Un accord a été signé entre les banques créancières de Groupe Hersant Média et la famille Hersant associée à Bernard Tapie. Cet accord doit encore être présenté au président du tribunal de commerce lundi pour être définitivement homologué.

L'homme d'affaire sera président du conseil de surveillance et Philippe Hersant président du directoire, a dit Bernard Tapie aux dirigeants des journaux rencontrés jeudi. Il refuse en outre toute clause de cession qui permettrait aux journalistes de quitter le groupe moyennant des indemnités.

SCEPTICISME À MARSEILLE

L'ancien patron de l'Olympique de Marseille, avait manifesté son intérêt pour ces journaux, en association avec la famille Hersant, mais avait retiré son offre de 50 millions d'euros face à celle de l'éditeur belge Rossel.
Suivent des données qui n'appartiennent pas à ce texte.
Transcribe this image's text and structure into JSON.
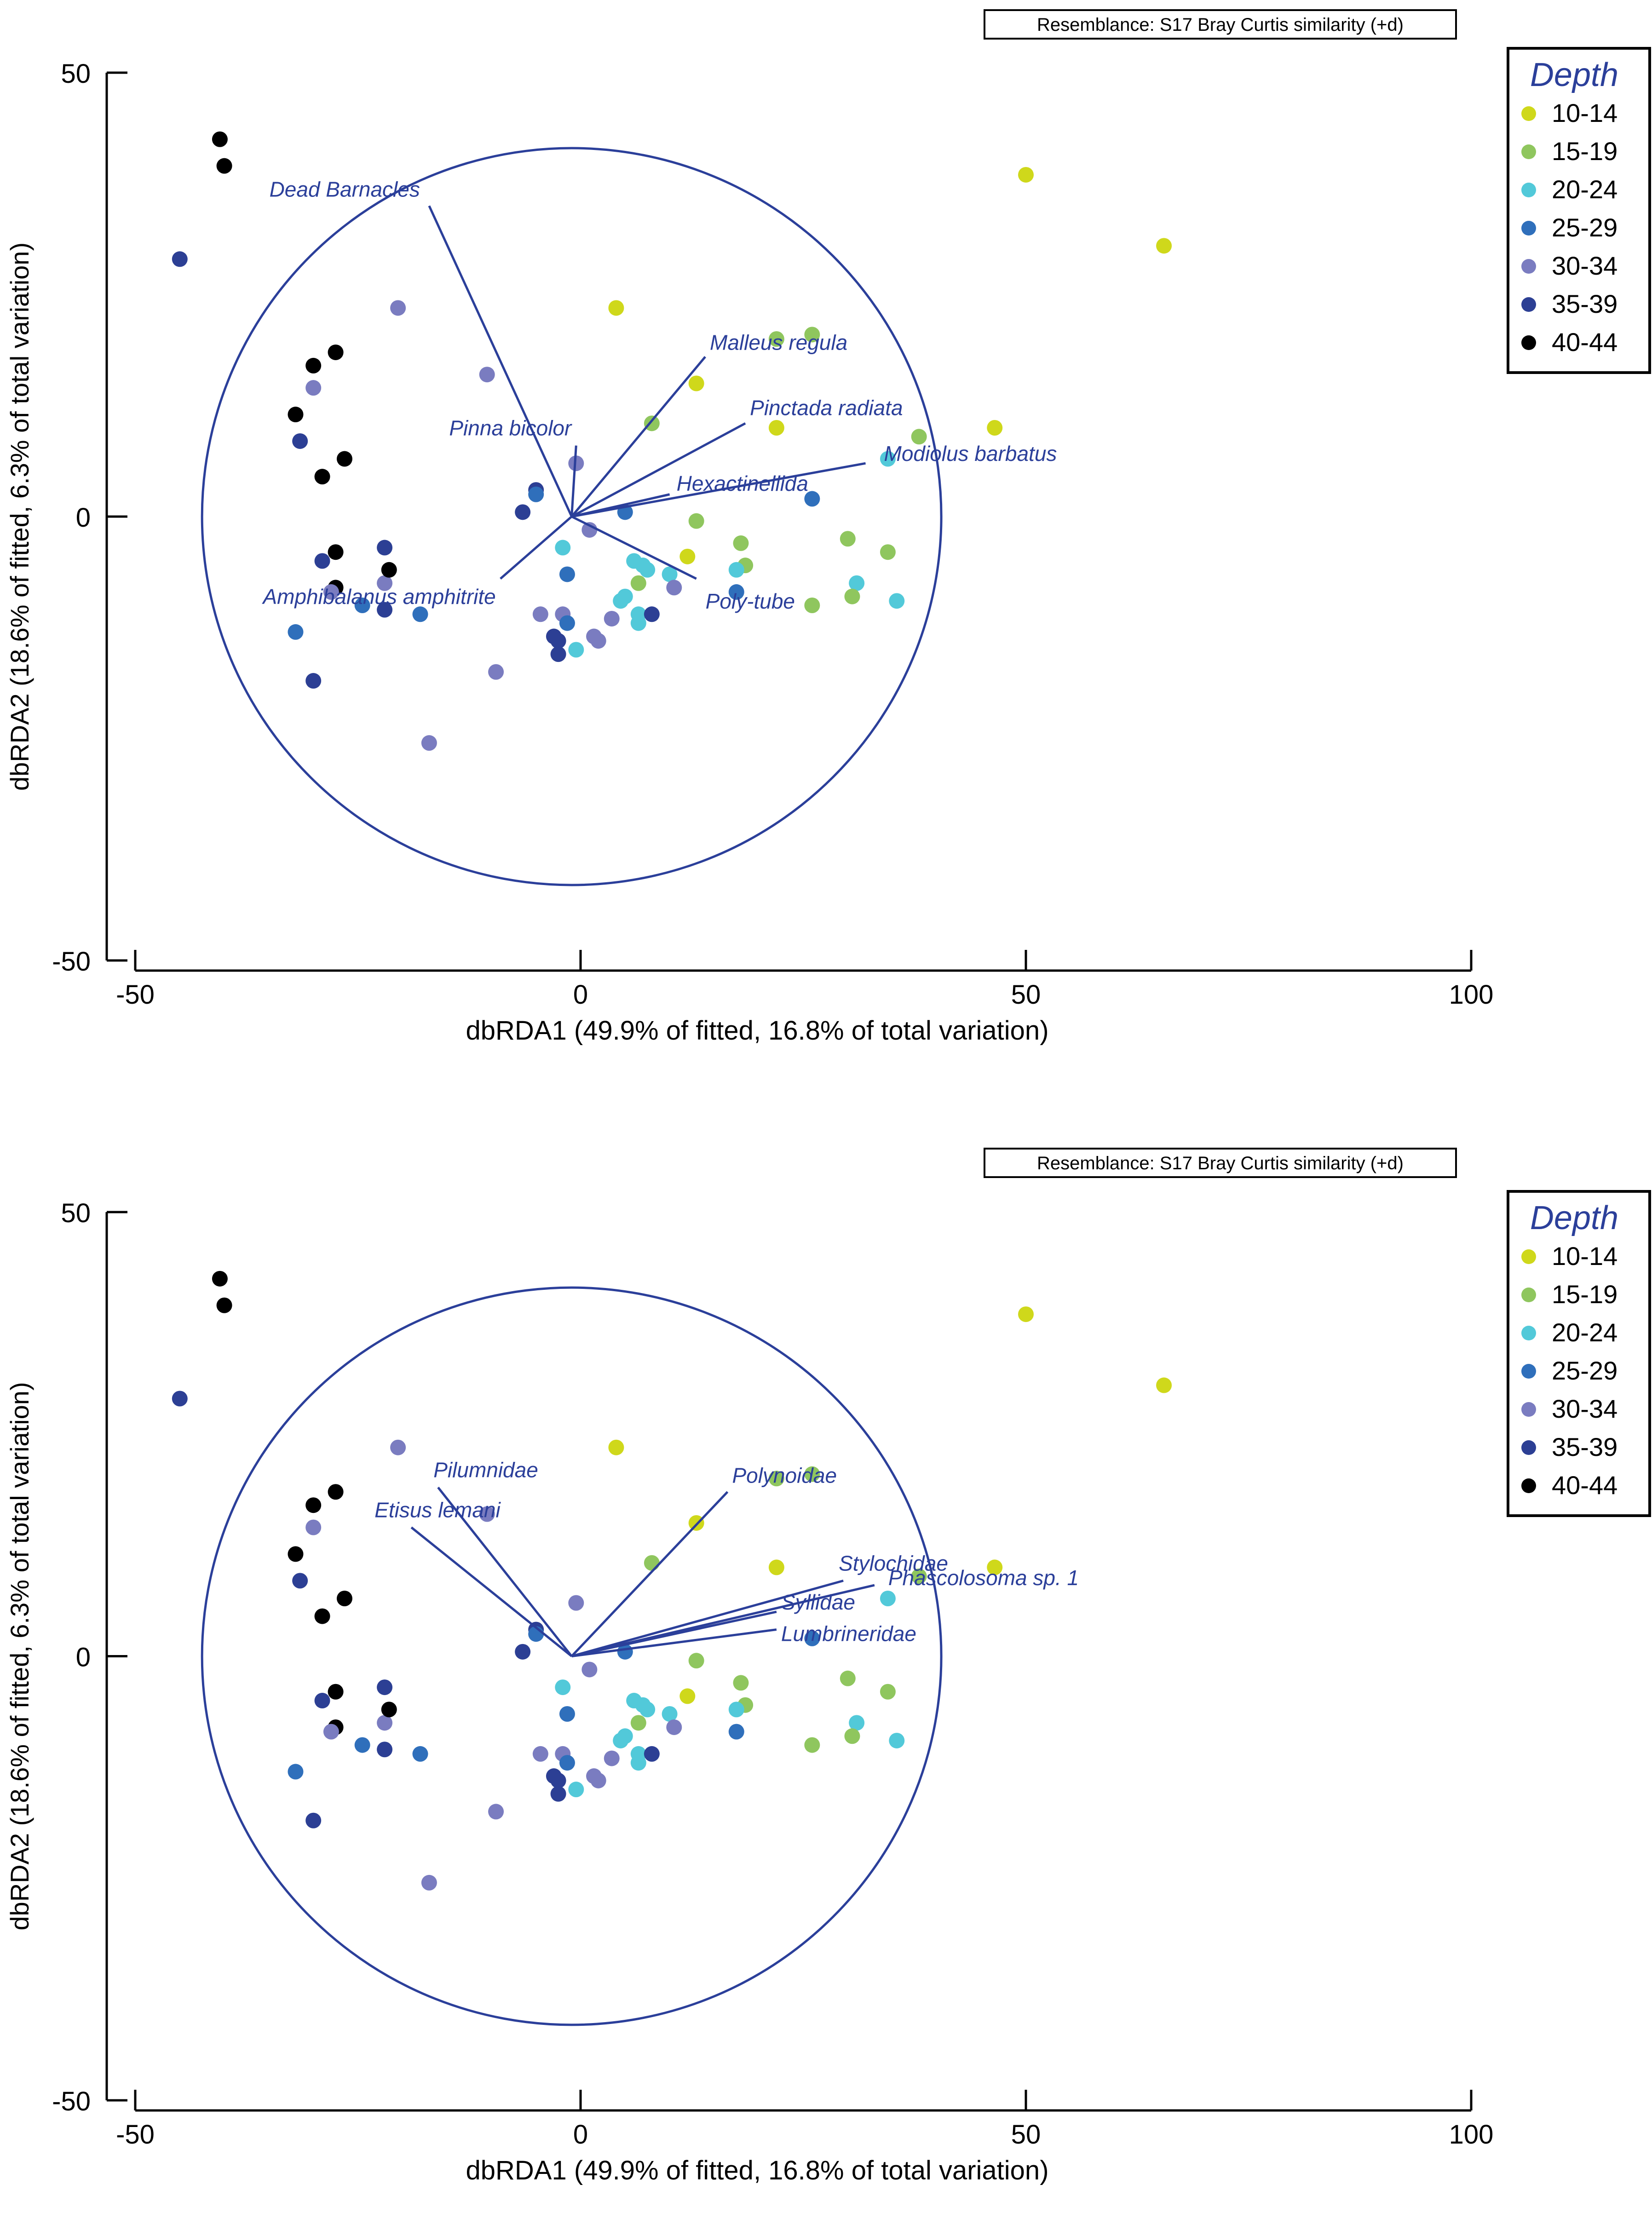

Il a finalement changé d'avis à la demande de la famille Hersant.

Montré en exemple avant de connaître la faillite et la prison, Bernard Tapie revient donc en force à Marseille, une ville qu'il connaît bien, en prenant les rênes de La Provence, le principal journal de la cité phocéenne.

Il peut puiser pour cela dans l'indemnité de 285 millions d'euros de fonds publics obtenue en 2008 grâce à un arbitrage contesté sur la plus-value réalisée lors de la revente de l'équipementier Adidas par l'intermédiaire du Crédit Lyonnais.

Le retour aux affaires de l'ancien ministre de François Mitterrand est perçu avec scepticisme et inquiétude par la classe politique locale, qui voit dans le rachat du quotidien un premier de l'homme d'affaires vers la mairie de Marseille.

PAS D'AMBITION POLITIQUE, DIT TAPIE

Bernard Tapie a démenti nourrir un tel dessein.

Preuve de sa supposée bonne foi, il s'est engagé par écrit auprès du conciliateur Christophe Théverot "à ne pas postuler à quelque mandat électoral que ce soit" selon une lettre publiée par Libération. Il précise que, dans le cas contraire, il revendrait ses parts du journal et les bénéfices seraient reversés à une association caritative.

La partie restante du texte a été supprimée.